The Scientific Computing research group focuses on the development of numerical methods, algorithms and software for large-scale simulation in science and engineering. Application areas include fluid dynamics, magneto-hydrodynamics, material science, electromagnetic systems and bioprocesses. Other research topics include numerical methods for control and optimization, and computational geometry.
Ecole Centrale de Lille
CRIStAL (Research center in Computer Science, Signal and Automatic Control of Lille) is a laboratory of the National Center for Scientific Research, University Lille 1 and Ecole Centrale de Lille in partnership with University Lille 3, Inria and Institut Mines Telecom. The main CRIStAL Research activities involve topics related to major scientific and social issues such as Big Data, software, image and its uses, human-computer interaction, robotics, control and supervision of large systems, intelligent vehicle systems, bio-informatics ... with applications in retails, technologies for health, smart grids.
The group mostly concerned with UCoCoS is CO2: Control and scientific Computing.
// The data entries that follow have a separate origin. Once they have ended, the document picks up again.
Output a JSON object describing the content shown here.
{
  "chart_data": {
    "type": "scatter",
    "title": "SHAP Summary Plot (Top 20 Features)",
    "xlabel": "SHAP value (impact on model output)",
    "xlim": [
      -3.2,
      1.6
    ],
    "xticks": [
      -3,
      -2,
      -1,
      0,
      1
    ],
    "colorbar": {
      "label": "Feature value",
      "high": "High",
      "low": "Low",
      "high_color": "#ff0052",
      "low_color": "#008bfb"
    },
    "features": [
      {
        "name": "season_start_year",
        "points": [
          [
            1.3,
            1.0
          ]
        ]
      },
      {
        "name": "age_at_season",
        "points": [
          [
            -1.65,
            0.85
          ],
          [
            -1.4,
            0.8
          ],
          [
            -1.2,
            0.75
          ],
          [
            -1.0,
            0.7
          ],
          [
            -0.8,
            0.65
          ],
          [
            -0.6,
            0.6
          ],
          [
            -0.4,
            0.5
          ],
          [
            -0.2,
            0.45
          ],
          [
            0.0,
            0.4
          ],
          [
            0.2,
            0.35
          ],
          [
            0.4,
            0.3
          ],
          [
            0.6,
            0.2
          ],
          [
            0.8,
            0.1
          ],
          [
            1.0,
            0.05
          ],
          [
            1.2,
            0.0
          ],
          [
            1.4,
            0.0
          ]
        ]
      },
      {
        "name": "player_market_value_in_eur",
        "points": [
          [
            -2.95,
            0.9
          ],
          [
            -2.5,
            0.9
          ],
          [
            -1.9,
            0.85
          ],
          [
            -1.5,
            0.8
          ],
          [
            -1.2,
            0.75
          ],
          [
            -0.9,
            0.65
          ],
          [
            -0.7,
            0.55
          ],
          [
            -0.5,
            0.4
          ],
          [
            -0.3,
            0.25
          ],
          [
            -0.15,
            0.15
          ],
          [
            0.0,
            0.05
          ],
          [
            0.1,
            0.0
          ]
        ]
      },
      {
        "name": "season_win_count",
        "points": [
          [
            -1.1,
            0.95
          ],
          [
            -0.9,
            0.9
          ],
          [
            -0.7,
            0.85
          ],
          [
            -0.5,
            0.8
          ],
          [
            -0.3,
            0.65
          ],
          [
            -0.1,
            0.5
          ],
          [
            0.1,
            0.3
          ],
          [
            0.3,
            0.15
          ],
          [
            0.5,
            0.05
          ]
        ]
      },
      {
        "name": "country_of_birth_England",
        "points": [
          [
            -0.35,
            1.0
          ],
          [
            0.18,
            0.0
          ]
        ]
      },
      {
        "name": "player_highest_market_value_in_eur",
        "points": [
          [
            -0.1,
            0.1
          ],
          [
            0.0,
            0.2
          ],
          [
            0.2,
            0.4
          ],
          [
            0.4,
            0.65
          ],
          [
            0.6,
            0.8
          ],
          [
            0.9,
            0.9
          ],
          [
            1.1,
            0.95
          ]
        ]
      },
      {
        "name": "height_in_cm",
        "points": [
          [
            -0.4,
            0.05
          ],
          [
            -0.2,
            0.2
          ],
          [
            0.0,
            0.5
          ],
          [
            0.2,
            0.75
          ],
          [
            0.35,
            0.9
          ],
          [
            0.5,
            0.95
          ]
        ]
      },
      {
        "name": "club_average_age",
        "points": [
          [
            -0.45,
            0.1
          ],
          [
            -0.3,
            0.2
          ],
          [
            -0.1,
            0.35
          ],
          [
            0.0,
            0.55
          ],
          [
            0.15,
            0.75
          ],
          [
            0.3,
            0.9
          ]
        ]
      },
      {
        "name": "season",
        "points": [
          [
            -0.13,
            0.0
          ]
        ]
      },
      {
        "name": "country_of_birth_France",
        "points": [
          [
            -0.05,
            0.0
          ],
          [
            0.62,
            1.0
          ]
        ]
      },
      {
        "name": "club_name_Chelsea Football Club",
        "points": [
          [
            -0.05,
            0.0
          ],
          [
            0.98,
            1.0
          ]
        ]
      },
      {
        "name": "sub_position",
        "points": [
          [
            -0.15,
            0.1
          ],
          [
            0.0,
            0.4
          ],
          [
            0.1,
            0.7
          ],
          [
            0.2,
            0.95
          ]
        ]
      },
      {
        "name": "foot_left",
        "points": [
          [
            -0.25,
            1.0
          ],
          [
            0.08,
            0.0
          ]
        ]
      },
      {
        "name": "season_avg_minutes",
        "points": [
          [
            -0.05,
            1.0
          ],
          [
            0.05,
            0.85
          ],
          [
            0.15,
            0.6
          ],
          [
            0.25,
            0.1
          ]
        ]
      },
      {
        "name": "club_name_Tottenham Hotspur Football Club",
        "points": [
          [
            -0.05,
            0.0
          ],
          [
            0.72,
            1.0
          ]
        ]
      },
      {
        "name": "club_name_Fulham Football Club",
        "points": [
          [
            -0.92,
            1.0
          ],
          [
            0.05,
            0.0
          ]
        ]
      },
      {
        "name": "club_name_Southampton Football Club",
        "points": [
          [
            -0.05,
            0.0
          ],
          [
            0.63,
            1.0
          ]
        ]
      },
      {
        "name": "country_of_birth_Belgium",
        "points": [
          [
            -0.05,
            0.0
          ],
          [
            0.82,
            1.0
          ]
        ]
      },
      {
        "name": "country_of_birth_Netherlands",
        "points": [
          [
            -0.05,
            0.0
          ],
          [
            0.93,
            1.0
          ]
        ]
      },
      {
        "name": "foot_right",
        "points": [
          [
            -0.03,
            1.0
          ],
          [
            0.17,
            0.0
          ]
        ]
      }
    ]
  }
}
Eindhoven University of Technology
The dynamic properties of mechanical systems almost always involve physical and geometrical nonlinearities, possibly a large number of degrees of freedom with interactions between them, and often also a relatively high speed of operation. The combination of these properties easily leads to difficulties in modeling and analysis, and thereby also in successfully implementing a model-based controller design in practice. This is the basic challenge throughout the research in the Dynamics and Control group. Clearly, the ambition of the group is to work at the forefront of today’s technology, and to aim at a highly recognisable research stature.
TNO is an independent research organisation founded in 1932 that employs some 3,000 specialists. It focuses on transitions or changes in five social themes: Industry; Healthy Living; Defence, Safety & Security; Urbanisation and Energy. As an organisation regulated by public law, it is independent: not part of any government, university or company.
The group involved in UCoCoS is Integrated Vehicle Safety, which focusses on cooperative control of road vehicles to improve safety, road throughput, fuel consumption, and emissions.
EOS innovation is an SME that develops ‘e-vigilante’, which is a robot designed for indoor surveillance of warehouses and industrial sites. It reduces the costs and the risks associated with security and optimizes the indoor surveillance on monitored sites. Mobile, autonomous and versatile, when e-vigilante detects an anomaly, while it is on its automatic pre-programmed patrol rounds, it immediately alerts the remote monitoring operator. The operator can then, in real time, remotely take over the robot and dispel doubt using e-vigilante's camera, audio and speakers system.
Innovation center for contactless technologies, the CITC is a non profit organization located in Lille (Northern France). It is a centre for resources, experimentations and technical expertise in terms of identification, traceability, mobility and geolocation, which aims to develop an ecosytem specialized in the Internet of Things.
Public science and technology institution established in 1967, Inria is the only French public research body fully dedicated to computational sciences. Combining computer sciences with mathematics, Inria’s 3449 researchers strive to invent the digital technologies of the future.
The Inria Research Centre in Lille is headed by Professor David Simplot-Ryl.
The project-teams mostly concerned with UCoCoS are Non-A (Non-Asymptotic estimation for online systems) and FUN (self-organizing Future Ubiquitous Networks).